One of my favorite things about being a dad is passing on the things I have learned to my kids. I told them early on that they should learn from my mistakes in life, of which there are a plethora. When they actually pay attention and use my suggestions, it’s among my favorite moments in life.
I recently had a talk with my daughter about boys. One of many talks, actually. She’s getting to the point in life where the boys her age are starting to base their decisions off of other things than reason and responsibility. She kind of understood, but kind of didn’t. So I broke it down like this: One day, a boy who you think you know very well will do something completely out of his character so much so that it will make you feel like you have never known the boy at all. It may be heartbreaking, it may be disappointing, but it will definitely happen. She didn’t quite get what I was saying so I told her, “when it happens, you’ll know exactly what I’m talking about.”
Just this week, she’s starting to get her first taste of that. A boy who she’s known for a little over a year is rumored to be doing some things that she doesn’t approve of. She came barreling down the stairs explaining to me in a frenzy how she just won’t stand for this, that’s not the type of person she is and if that’s who he is, then he can stay away from her, yada yada yada.
Two dads showed up from me that day. The first dad was proud of her passion to stay on the right path in life and happy to see her want to distance herself from the boy.
She’s my daughter, after all, boys need to stay away! Then, nerdy, teaching-moment dad showed up. I asked her what the situation was. She explained how these friends from school told her the boy was doing some things he shouldn’t be, legally. So I asked: “have you seen this?” She said “no.” I go on, “So how can you be so sure these things are true?”
If they are true, which they very well could be, then she’s got the right reaction to it. However, I know how middle school kids can spread rumors. I told her that she can’t be so quick to judge a person on what a couple of other people say they do.
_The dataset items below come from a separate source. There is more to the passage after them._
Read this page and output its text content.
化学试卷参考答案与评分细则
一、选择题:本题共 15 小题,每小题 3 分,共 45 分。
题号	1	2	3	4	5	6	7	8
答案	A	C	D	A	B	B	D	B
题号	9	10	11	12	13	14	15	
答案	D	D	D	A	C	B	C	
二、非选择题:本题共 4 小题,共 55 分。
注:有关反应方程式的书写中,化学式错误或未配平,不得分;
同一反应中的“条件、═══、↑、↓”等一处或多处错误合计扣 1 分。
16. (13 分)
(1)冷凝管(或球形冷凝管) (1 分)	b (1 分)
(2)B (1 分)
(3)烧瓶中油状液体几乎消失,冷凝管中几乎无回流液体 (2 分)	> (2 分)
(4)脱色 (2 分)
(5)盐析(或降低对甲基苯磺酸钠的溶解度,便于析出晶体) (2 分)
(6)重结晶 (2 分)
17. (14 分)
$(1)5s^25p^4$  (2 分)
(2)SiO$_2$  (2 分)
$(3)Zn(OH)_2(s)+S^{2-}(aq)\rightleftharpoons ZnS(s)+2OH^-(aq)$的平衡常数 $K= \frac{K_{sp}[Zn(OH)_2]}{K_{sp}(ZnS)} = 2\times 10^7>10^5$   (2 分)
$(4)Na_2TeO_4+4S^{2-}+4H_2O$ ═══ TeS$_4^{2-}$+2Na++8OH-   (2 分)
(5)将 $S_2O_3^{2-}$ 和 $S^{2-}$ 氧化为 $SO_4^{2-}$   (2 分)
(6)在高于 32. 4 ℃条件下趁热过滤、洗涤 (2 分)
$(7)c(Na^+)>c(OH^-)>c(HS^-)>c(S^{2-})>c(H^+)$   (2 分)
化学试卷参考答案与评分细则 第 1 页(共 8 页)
I’ve been a public figure in several different cities and have heard different very false rumors about myself in each one. I also told her that she’d get a much more honest response if she approached the boy with it calmly and maturely rather than like the rabid chihuahua she sounded like just minutes before our conversation. Hopefully I’m right.
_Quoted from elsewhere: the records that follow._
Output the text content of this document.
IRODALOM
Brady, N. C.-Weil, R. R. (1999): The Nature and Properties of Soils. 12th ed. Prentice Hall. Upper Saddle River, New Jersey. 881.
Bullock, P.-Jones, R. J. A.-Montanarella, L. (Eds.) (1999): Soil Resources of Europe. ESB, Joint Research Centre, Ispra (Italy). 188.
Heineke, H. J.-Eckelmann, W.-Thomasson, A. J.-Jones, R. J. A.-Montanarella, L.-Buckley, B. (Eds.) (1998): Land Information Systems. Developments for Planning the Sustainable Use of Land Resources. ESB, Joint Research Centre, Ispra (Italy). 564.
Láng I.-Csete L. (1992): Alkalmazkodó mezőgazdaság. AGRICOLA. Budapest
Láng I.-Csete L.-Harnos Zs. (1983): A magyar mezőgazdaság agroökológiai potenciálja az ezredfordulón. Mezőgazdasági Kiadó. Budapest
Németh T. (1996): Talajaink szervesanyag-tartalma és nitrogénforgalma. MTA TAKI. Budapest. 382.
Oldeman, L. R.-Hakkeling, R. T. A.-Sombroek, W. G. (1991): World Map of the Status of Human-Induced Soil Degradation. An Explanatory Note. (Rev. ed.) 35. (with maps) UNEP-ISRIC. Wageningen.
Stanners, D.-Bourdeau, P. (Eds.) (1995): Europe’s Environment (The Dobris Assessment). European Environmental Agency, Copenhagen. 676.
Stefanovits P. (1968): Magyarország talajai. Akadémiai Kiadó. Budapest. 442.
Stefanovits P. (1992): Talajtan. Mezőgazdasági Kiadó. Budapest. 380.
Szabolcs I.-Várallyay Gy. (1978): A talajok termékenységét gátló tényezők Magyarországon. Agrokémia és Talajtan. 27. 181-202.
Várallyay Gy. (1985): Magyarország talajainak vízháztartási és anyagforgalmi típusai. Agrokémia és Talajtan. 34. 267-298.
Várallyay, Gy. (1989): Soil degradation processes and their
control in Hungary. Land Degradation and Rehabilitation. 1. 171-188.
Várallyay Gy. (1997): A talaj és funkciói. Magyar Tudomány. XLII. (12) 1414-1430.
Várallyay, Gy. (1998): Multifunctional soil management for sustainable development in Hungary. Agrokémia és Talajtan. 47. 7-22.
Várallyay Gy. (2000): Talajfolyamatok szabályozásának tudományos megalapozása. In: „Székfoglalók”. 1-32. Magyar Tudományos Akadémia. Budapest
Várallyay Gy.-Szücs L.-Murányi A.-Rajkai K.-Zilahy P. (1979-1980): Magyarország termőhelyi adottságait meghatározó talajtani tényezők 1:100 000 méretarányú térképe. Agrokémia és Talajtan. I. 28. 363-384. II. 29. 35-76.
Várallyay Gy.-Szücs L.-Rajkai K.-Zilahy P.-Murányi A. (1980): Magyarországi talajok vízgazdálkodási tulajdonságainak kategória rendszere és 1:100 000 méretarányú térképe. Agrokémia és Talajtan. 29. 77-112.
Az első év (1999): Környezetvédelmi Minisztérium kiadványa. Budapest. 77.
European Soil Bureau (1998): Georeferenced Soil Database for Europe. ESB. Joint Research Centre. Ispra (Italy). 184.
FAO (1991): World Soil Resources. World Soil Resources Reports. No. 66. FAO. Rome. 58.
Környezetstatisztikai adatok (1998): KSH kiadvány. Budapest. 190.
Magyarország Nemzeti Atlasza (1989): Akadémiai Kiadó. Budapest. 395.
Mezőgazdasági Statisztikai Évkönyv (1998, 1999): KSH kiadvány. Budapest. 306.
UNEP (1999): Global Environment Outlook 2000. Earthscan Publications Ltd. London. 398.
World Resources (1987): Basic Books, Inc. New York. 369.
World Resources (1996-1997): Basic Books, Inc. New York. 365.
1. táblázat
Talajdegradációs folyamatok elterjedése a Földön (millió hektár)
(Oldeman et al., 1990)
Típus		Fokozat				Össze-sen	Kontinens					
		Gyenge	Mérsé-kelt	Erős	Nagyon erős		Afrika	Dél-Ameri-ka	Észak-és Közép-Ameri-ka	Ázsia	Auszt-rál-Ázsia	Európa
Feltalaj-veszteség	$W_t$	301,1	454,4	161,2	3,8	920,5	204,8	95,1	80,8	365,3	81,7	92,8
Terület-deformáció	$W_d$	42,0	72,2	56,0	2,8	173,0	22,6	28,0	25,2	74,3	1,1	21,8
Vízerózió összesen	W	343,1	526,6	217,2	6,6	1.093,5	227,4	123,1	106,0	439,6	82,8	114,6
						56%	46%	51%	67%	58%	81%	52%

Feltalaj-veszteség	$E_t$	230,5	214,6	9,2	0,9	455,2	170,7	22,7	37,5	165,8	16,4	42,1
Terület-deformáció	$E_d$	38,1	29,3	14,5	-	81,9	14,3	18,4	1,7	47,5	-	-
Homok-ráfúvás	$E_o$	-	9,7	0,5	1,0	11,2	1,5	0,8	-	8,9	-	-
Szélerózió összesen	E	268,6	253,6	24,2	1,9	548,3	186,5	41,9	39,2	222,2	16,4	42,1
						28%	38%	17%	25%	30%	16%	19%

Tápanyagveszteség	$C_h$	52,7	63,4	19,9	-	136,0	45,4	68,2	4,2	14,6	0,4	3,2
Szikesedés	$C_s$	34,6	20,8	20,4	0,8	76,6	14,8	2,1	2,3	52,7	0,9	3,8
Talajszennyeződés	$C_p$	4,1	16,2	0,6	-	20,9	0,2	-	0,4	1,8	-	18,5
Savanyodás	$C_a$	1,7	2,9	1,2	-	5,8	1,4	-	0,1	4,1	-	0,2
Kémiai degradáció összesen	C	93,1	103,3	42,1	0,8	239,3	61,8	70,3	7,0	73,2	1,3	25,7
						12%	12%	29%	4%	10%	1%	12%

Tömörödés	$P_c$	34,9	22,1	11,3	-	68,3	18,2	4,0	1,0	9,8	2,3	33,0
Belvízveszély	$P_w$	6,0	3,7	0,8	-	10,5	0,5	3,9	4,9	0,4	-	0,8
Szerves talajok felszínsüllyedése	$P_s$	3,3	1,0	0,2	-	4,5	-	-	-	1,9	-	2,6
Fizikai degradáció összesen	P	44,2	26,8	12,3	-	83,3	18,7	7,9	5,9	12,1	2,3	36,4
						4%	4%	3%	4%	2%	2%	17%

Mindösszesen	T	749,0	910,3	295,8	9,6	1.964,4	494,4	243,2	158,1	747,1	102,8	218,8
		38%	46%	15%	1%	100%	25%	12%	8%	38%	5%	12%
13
Middle school is a weird time. It’s when kids start to figure out who they are and who they’re going to be. If that does turn out to be the person that kid is going to be, I’m glad my daughter wants to distance herself from it. I’m also very glad that she can take a lesson from the whole situation.
As a dad of a beautiful young lady, I know that I have many years of these situations and talks with my daughter. I hope I can help along the way. I had a hard enough time figuring out who I was at 13; it’ll be tough figuring out who these other boys are and who they’re going to be to my daughter.
As for the situation with the boy in question, it could end good or it could end badly. Because I usually find comfort in music, I put a note in her lunch the next day. It was a quote usually attributed to her favorite singer, Bob Marley (yea, I know, we raised a good one!). It read: “The truth is, everyone is going to hurt you. You just got to find the ones worth suffering for.”